Because Nuedexta is a patented medicine, Avanir has the sole right to produce and distribute it; it will not be possible for another company to make it or for it to be imported into the EU – although it remains available in the USA
NurOwn reprogrammes bone marrow-derived stem cells into neurone-supporting cells. These are then transplanted back to the same patient so that they can secrete neutrotrophic factors to protect and promote growth of neurones. This study is run by Brainstorm-Cell Therapeutics.
Brainstorm’s randomised, placebo-controlled Phase 2 trial of NurOwn in the USA looked at the safety and effectiveness of stem cell transplantation in 48 people. The injections were given into the spinal cord (intrathecally) and also into the muscle. Results announced in July 2016 revealed that NurOwn treatment was safe and well-tolerated.

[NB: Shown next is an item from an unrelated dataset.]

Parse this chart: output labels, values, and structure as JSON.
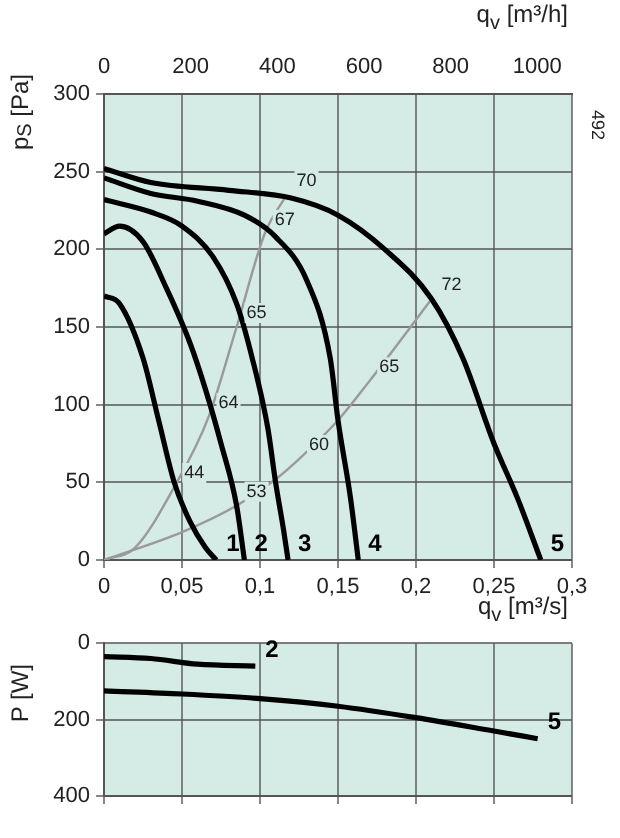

While not a primary objective of this trial phase, the study also showed beneficial effects of NurOwn as assessed by lower levels of inflammatory biomarkers in the cerebrospinal fluid (CSF).
Phase 3 trial is currently recruiting 200 participants across centres in the USA to investigate NurOwn's effectiveness.
Tirasemtiv is a muscle activator that increases force (contraction) and power of skeletal muscles and therefore delays muscle fatigue. Instead of aiming to slow down progression of MND, the aim of this drug treatment is to increase quality of life by increasing muscular strength. The drug is being developed by Cytokinetics.
A Phase 3 clinical trial (known as VITALITY-ALS) recruited 600 people with MND in the USA, Canada and Europe (including the UK). The trial tested the effectiveness of different doses of Tirasemtiv on breathing function over a period of 48 weeks. The trial was designed to try and reduce the side effects of the drug experienced in previous studies.
In November 2017, Cytokinetics announced that tirasemtiv failed to meet its primary and secondary endpoints in their Phase 3 clinical trial. Read the press release here.
A new version of the drug, called Reldesemtiv, is being tested in a Phase 2 trial (known as FORTITUDE-ALS) which recruited 458 people with MND worldwide. Results from this trial are now expected.